Vaibhav Mali's Documents

  • More »
  •  
  •  

Data Science from Scratch

May 11, 2021
Data scientist has been called “the sexiest job of the 21st century,” presumably by someone who has never visited a fire station. Nonetheless, data science is a hot and growing field, and it doesn’t take a great deal of sleuthing to find analysts breathlessly prognosticating that over the next 10 years, we’ll need billions and billions more data scientists than we currently have. But what is data science?

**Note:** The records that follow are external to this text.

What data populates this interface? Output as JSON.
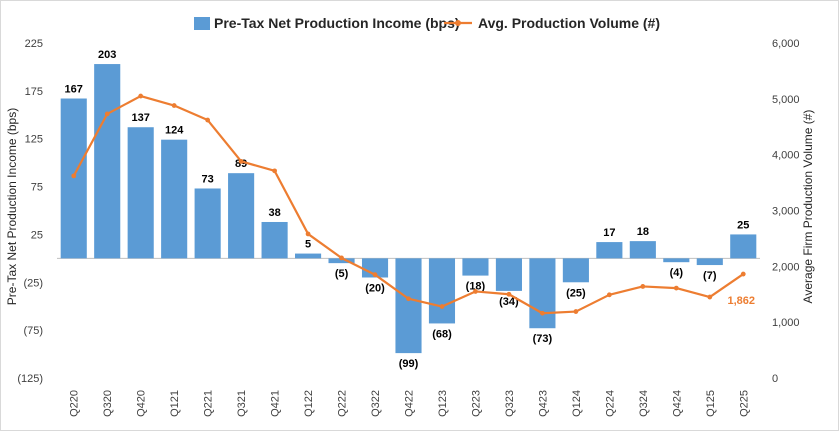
{
  "chart_data": {
    "type": "bar",
    "categories": [
      "Q220",
      "Q320",
      "Q420",
      "Q121",
      "Q221",
      "Q321",
      "Q421",
      "Q122",
      "Q222",
      "Q322",
      "Q422",
      "Q123",
      "Q223",
      "Q323",
      "Q423",
      "Q124",
      "Q224",
      "Q324",
      "Q424",
      "Q125",
      "Q225"
    ],
    "series": [
      {
        "name": "Pre-Tax Net Production Income (bps)",
        "type": "bar",
        "axis": "left",
        "color": "#5b9bd5",
        "values": [
          167,
          203,
          137,
          124,
          73,
          89,
          38,
          5,
          -5,
          -20,
          -99,
          -68,
          -18,
          -34,
          -73,
          -25,
          17,
          18,
          -4,
          -7,
          25
        ],
        "labels": [
          "167",
          "203",
          "137",
          "124",
          "73",
          "89",
          "38",
          "5",
          "(5)",
          "(20)",
          "(99)",
          "(68)",
          "(18)",
          "(34)",
          "(73)",
          "(25)",
          "17",
          "18",
          "(4)",
          "(7)",
          "25"
        ]
      },
      {
        "name": "Avg. Production Volume (#)",
        "type": "line",
        "axis": "right",
        "color": "#ed7d31",
        "values": [
          3620,
          4730,
          5050,
          4880,
          4620,
          3880,
          3710,
          2580,
          2150,
          1850,
          1420,
          1280,
          1550,
          1500,
          1160,
          1190,
          1490,
          1640,
          1610,
          1450,
          1862
        ],
        "last_label": "1,862"
      }
    ],
    "y_left": {
      "label": "Pre-Tax Net Production Income (bps)",
      "ylim": [
        -125,
        225
      ],
      "ticks": [
        225,
        175,
        125,
        75,
        25,
        -25,
        -75,
        -125
      ],
      "tick_labels": [
        "225",
        "175",
        "125",
        "75",
        "25",
        "(25)",
        "(75)",
        "(125)"
      ]
    },
    "y_right": {
      "label": "Average Firm Production Volume (#)",
      "ylim": [
        0,
        6000
      ],
      "ticks": [
        6000,
        5000,
        4000,
        3000,
        2000,
        1000,
        0
      ],
      "tick_labels": [
        "6,000",
        "5,000",
        "4,000",
        "3,000",
        "2,000",
        "1,000",
        "0"
      ]
    },
    "legend": {
      "placement": "top-center"
    },
    "grid": false
  }
}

After all, we can’t produce data scientists if we don’t know what data science is. According to a Venn diagram that is somewhat famous in the industry, data science lies at the intersection of: Hacking skills Math and statistics knowledge Substantive expertise Although I originally intended to write a book covering all three, I quickly realized that a thorough treatment of “substantive expertise” would require tens of thousands of pages. At that point, I decided to focus on the first two. My goal is to help you develop the hacking skills that you’ll need to get started doing data science. And my goal is to help you get comfortable with the mathematics and statistics that are at the core of data science. This is a somewhat heavy aspiration for a book. The best way to learn hacking skills is by hacking on things. By reading this book, you will get a good understanding of the way I hack on things, which may not necessarily be the best way for you to hack on things. You will get a good understanding of some of the tools I use, which will not necessarily be the best tools for you to use. You will get a good understanding of the way I approach data problems, which may not necessarily be the best way for you to approach data problems. The intent (and the hope) is that my examples will inspire you try things your own way. All the code and data from the book is available on GitHub to get you started. Similarly, the best way to learn mathematics is by doing mathematics. This is emphatically not a math book, and for the most part, we won’t be “doing mathematics.” However, you can’t really do data science without some understanding of probability and statistics and linear algebra. This means that, where appropriate, we will dive into mathematical equations, mathematical intuition, mathematical axioms, and cartoon versions of big mathematical ideas. I hope that you won’t be afraid to dive in with me.